The cruise industry says it acted lawfully and was following the lead of the Obama administration, which encouraged travel to Cuba during a brief period of renewed diplomatic relations starting in 2016. Cruise itineraries for Havana included visits to Ernest Hemingway’s home outside the city and outings to see dance performances. President Barack Obama declared the tours an opportunity for Americans to appreciate “the incredible history and culture of the Cuban people.”
A decade later, the Trump administration has taken a different tack, announcing tariffs against any country that sends oil to Cuba, stifling tourism and announcing that the communist government is “going down for the count.”
Before the Cuban revolution, American companies owned or controlled 90% of the island’s electricity generation, its telephone system, much of its mining industry, sugarcane fields, and many oil refineries and warehouses. Most confiscated assets were transferred to state-owned companies controlled by the government.
After the seizures, American investors filed claims with the U.S. government through the Foreign Claims Settlement Commission, an agency at the Department of Justice. In 1971, the commission certified Havana Docks’ claim of $9.1 million, or nearly $100 million adjusted for inflation, which remains unpaid. In total, the commission certified $1.9 billion in claims held by almost 6,000 claimants or about $9.3 billion in current value, according to the U.S.-Cuba Trade and Economic Council.

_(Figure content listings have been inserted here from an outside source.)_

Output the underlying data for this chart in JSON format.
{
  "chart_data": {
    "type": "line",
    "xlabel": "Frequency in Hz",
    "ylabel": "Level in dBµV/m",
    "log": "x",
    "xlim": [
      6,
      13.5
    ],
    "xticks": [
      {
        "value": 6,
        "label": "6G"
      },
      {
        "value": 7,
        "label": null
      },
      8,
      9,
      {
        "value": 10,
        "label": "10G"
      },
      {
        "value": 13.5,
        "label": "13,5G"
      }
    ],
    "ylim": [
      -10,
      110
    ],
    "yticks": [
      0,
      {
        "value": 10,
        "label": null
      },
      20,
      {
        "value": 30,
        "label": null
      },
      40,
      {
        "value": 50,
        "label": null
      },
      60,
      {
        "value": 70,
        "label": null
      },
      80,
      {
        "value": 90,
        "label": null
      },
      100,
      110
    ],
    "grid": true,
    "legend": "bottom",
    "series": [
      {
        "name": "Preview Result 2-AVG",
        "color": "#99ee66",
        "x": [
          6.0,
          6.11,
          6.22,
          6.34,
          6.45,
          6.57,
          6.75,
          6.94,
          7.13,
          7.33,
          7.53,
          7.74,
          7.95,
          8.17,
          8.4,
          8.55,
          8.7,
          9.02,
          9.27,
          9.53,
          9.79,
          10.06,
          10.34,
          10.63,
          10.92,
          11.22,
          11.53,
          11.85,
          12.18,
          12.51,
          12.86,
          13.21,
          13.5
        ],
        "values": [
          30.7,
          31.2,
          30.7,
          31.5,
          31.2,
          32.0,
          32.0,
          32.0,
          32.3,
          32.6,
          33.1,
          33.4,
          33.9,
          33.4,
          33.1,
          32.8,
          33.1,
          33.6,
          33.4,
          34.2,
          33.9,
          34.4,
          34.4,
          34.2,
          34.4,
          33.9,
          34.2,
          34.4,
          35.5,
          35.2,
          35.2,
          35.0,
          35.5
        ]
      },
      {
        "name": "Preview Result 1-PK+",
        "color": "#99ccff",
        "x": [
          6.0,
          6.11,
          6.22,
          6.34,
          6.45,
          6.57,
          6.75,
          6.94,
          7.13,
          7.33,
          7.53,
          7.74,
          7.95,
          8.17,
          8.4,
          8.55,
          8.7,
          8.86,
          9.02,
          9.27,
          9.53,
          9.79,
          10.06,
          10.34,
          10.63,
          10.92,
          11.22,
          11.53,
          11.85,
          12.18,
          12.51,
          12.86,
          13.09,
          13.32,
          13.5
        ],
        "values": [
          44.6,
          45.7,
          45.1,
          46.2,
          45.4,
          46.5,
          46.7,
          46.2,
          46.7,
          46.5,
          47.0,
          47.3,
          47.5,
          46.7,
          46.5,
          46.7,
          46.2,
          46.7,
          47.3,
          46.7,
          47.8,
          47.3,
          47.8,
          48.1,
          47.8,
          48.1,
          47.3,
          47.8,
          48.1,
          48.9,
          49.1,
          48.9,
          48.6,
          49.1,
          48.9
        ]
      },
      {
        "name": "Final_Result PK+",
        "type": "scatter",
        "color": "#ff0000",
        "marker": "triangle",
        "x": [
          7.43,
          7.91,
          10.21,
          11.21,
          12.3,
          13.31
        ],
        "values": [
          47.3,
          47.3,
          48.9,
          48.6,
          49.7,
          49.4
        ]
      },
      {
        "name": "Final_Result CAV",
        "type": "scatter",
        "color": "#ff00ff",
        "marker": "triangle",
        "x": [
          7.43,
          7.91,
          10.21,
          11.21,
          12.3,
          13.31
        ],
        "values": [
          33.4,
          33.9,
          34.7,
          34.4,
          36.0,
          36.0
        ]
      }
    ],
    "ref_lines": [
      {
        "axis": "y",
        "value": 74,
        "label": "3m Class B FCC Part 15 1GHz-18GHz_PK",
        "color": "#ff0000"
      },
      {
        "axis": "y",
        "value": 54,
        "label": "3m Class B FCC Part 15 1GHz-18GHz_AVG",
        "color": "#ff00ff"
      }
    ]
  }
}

In 1996, Congress tightened the U.S. trade embargo after Cuban fighter jets shot down two planes flown by members of the Cuban exile group Brothers to the Rescue. Three U.S. citizens and one permanent resident were killed.
The Cuban Liberty and Democratic Solidarity Act, also known as the Helms-Burton law, also included language declaring that resolution of the property claims should be a key condition for restoring economic and diplomatic ties with Cuba. It included a provision at issue in Monday’s court cases that provided a path for Americans to sue in federal court over the “trafficking” or use of assets seized by the Cuban government. Known as Title III, it also gave presidents an on-off switch to suspend or activate the litigation stipulations, which were politically and diplomatically controversial.
Until 2019, presidents of both parties had suspended that provision. The Trump administration chose to activate it, opening the door to the lawsuits. The decision came despite an intensive lobbying effort by Carnival Corp. and a team that included Pam Bondi, then a lobbyist who had just finished her second term as Florida’s attorney general and had developed a close relationship with Trump. European officials also objected, arguing that the move would harm their businesses.
Secretary of State Marco Rubio reaffirmed the administration’s commitment to allowing such lawsuits early last year.